Thanks to Global Warming, the future of the Marshall Islands doesn’t look too good as sea levels continue to rise. By 2050, it’s estimated that 17% of the land may find itself underwater, and though that may not sound like a high number, consider that the small country only covers an area of 70 square miles or about 181 square kilometers. Located near the equator in the Pacific Ocean, approximately 53,000 people call the Marshall Islands home. After being settled by Micronesian colonists in the 2nd millennium BC, the islands saw many visits by Spanish and English explorers. In 1874, the islands were under Spanish rule until they were sold to the German Empire in 1884. After being occupied by the Japanese in World War I and claimed by the United States in World War II, the Marshall Islands gained full sovereignty in 1986 under the Compact of Free Association with the United States.
Saint Kitts and Nevis
On September 19th, 1983, the West Indies country of Saint Kitts and Nevis, otherwise known as the Federation of Saint Christopher and Nevis, gained its independence from the United Kingdom, turning it into a two-island sovereign state with an area of 101 square miles or about 261 square kilometers. Initially settled by Native Americans known as the Kalinago, the islands became an interest of Europe when discovered by Christopher Columbus in 1493. The first settlement was established in 1538 by the French Huguenots, though the Spanish quickly destroyed it, making way for English settlers in 1623. A series of battles ensued as the Spanish sought to reclaim the land from the English and French and all three aimed to push out the Kalinago for good. In the end, Spanish power diminished and the French eventually ceded after a battle with the English for St. Kitts.

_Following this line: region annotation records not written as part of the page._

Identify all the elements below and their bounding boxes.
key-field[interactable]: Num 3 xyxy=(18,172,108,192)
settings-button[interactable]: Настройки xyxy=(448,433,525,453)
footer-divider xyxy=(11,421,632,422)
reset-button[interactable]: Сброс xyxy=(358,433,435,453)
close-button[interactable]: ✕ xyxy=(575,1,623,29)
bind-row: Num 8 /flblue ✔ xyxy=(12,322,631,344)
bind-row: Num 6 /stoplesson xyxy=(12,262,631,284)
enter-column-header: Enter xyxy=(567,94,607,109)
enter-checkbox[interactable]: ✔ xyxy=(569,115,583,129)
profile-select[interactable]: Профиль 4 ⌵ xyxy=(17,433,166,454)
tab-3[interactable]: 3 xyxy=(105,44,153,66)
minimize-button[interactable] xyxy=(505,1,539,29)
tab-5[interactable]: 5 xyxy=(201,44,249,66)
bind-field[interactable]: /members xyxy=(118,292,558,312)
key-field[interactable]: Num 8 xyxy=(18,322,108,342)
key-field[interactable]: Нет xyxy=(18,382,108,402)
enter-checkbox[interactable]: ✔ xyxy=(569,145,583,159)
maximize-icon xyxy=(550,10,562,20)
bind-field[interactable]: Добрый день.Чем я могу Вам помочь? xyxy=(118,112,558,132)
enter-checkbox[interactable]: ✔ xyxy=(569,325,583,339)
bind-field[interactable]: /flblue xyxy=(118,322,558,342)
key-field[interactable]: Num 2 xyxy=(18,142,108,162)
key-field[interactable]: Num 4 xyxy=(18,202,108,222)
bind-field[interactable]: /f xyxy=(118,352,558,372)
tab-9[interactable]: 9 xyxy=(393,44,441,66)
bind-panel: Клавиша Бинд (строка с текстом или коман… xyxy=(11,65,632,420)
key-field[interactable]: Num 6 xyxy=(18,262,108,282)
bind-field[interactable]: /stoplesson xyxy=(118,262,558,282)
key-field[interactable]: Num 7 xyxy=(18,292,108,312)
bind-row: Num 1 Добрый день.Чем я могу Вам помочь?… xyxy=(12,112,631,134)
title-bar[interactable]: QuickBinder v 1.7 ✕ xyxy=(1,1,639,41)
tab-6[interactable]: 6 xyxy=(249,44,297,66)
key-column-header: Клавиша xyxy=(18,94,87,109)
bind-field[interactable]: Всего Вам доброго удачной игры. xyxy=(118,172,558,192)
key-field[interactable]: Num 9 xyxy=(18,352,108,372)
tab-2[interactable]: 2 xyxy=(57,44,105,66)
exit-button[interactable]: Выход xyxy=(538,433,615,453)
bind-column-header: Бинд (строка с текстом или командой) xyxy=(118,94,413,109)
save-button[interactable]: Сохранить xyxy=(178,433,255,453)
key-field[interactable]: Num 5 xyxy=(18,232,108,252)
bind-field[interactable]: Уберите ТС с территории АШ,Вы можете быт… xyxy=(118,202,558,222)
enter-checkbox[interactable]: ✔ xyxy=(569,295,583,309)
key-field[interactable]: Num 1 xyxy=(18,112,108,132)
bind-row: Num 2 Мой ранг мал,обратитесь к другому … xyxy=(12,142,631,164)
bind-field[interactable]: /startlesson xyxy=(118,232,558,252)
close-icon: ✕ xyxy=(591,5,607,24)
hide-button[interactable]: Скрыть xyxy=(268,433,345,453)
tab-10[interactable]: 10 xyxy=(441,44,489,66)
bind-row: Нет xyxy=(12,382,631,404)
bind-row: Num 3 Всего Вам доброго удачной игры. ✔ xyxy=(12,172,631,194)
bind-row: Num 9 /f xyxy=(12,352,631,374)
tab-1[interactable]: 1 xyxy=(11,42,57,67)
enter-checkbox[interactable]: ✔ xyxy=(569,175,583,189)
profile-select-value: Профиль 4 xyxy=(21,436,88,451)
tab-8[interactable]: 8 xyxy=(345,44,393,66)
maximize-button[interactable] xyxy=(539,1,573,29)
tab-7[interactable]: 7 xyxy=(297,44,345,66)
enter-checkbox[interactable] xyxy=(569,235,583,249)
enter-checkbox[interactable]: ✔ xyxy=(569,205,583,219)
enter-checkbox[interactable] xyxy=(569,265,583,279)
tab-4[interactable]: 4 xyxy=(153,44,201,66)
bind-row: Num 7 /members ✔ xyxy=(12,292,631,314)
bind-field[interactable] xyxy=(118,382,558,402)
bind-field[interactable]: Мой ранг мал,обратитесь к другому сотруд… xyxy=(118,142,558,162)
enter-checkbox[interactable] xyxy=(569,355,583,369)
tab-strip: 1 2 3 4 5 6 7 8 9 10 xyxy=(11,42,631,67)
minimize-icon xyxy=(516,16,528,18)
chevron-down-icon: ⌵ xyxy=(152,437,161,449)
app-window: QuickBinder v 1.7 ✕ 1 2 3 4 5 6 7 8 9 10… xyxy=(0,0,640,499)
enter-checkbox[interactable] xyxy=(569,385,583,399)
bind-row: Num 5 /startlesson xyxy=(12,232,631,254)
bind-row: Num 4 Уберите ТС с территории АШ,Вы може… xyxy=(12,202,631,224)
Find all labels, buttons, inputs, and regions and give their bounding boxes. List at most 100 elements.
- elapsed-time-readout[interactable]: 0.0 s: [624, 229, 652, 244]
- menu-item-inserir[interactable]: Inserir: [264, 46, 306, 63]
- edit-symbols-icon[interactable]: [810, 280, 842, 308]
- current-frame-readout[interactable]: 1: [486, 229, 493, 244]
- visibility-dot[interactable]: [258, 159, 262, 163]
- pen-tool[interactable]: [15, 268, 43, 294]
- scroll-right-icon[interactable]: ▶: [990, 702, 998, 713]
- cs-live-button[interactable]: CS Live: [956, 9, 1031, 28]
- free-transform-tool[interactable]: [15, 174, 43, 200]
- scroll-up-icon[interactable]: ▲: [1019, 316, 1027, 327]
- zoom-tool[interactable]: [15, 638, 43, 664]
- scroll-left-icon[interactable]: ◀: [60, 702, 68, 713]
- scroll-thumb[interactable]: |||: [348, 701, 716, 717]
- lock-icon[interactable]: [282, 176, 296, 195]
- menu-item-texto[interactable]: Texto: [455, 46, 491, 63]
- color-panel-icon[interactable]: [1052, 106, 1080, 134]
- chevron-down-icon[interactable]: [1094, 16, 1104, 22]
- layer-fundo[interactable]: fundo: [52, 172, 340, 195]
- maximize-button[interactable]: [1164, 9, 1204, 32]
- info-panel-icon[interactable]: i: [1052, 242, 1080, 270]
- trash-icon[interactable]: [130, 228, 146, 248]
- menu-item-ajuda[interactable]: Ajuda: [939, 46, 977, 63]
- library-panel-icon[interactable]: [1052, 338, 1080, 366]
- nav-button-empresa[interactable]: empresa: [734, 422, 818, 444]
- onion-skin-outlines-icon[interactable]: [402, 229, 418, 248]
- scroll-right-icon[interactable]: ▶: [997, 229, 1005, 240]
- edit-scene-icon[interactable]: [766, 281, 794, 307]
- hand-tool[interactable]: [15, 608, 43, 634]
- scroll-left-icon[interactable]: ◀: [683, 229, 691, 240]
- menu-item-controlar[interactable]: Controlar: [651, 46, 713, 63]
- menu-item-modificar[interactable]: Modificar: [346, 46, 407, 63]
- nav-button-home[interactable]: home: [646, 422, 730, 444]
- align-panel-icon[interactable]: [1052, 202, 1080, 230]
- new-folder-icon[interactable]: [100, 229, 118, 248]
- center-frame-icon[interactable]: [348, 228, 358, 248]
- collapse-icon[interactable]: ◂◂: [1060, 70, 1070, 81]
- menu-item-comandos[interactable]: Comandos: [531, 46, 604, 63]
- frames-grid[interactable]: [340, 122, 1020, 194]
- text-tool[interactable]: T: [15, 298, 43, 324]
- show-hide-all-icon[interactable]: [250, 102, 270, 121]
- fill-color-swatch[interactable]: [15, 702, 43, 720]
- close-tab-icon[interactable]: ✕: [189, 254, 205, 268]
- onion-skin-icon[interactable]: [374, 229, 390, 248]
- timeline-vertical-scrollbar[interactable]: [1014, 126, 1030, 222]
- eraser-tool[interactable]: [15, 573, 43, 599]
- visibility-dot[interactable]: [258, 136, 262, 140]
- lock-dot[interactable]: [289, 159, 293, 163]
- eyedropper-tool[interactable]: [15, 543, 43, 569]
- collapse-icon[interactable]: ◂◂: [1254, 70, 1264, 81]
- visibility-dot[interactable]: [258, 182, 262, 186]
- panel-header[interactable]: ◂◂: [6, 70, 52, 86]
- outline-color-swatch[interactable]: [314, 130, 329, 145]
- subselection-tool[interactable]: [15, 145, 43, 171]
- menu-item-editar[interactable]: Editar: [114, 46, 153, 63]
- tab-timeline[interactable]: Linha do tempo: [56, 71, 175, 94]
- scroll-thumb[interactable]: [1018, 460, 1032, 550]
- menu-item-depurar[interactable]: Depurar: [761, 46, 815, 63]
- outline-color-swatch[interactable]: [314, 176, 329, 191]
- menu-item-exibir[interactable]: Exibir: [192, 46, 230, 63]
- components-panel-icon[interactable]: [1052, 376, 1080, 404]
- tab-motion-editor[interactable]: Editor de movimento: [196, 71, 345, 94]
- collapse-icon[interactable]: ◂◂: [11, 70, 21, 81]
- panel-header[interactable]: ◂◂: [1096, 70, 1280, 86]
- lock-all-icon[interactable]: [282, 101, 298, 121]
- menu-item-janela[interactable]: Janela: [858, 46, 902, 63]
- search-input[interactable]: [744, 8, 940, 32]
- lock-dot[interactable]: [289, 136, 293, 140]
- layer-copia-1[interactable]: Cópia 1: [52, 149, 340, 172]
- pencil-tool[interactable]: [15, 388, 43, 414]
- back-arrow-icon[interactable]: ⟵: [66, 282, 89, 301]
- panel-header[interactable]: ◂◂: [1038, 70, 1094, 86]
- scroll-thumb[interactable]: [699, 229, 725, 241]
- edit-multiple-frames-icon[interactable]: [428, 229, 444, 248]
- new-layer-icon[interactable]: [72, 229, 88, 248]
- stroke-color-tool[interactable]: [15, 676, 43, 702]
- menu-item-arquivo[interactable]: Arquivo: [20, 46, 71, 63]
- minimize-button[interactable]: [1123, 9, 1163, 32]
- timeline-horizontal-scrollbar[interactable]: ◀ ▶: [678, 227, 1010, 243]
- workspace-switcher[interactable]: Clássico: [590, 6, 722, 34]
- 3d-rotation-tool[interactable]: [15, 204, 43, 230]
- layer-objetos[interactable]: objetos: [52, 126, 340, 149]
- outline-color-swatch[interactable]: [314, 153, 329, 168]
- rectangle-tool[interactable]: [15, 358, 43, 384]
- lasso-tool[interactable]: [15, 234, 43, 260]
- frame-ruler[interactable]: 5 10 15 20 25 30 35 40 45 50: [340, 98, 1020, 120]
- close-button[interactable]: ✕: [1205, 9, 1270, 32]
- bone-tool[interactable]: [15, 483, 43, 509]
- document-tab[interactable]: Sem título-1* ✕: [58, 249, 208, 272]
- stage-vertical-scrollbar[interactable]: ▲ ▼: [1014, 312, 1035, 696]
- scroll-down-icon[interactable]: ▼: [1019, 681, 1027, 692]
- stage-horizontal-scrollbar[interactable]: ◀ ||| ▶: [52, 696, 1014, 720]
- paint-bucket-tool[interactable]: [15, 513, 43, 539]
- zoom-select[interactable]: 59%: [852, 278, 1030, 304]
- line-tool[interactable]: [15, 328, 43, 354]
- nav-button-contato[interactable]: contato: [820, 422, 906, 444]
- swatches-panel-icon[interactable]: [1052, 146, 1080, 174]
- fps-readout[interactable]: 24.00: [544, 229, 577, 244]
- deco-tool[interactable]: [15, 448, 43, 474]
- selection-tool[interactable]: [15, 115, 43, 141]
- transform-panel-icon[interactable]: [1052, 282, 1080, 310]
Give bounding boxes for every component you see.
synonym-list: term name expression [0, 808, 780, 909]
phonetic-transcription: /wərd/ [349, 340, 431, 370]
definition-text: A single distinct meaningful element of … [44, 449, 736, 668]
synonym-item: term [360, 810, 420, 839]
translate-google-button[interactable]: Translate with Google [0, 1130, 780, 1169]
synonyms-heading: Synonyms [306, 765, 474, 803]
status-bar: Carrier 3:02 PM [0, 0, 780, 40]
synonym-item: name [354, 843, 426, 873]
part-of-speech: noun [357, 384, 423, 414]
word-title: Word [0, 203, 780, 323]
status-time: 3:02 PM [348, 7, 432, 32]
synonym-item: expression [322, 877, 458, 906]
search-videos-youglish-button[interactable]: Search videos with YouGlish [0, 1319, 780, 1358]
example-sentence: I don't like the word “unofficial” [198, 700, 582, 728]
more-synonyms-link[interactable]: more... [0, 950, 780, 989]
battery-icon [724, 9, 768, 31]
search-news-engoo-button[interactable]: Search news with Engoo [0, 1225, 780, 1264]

Located in the Indian Ocean, the sovereign nation of the Maldives is comprised of 1,192 different islands. Its history dates back to around the 3rd century BC. The spread of Buddhism helped form the culture that let this 115 square mile or roughly 298 square kilometer series of islands flourish. Despite starting under Buddhist rule, the Maldives fell under a series of different powers including the Portuguese in the 16th century, the Dutch in the 17th century, and finally and unsurprisingly the British in the 19th century. On July 26th, 1965, the Maldives gained independence from the United Kingdom, though a British airbase remained functional on the island of Gan for another 12 years. In 2008, the nation introduced a new constitution that led to the election of President Mohamed Nasheed, who was sentenced to 13 years in prison for arresting Criminal Court Judge Abdulla Mohamed.
The largest of the world’s smallest countries, the Mediterranean archipelago of Malta sizes up to an area of only 122 square miles or about 316 square kilometers. Over the course of its lengthy history, Malta has been inhabited by Stone Age farmers and hunters from Sicily, the Phoenicians, the Carthaginians, Romans, Moors, Normans, Sicilians, Spanish, French, and, finally, the British before finally earning its independence in 1964. During World War II, Malta’s proximity to Sicily and Axis ports made it an ideal launching point for British attacks on the Italian Navy. After the war ended, Maltese Prime Minister George Borg Olivier entered into negotiations with the United Kingdom to achieve its independence. On May 1st, 2004, 14 years after the original application was submitted by foreign minister Guido de Marco, Malta was accepted into the European Union.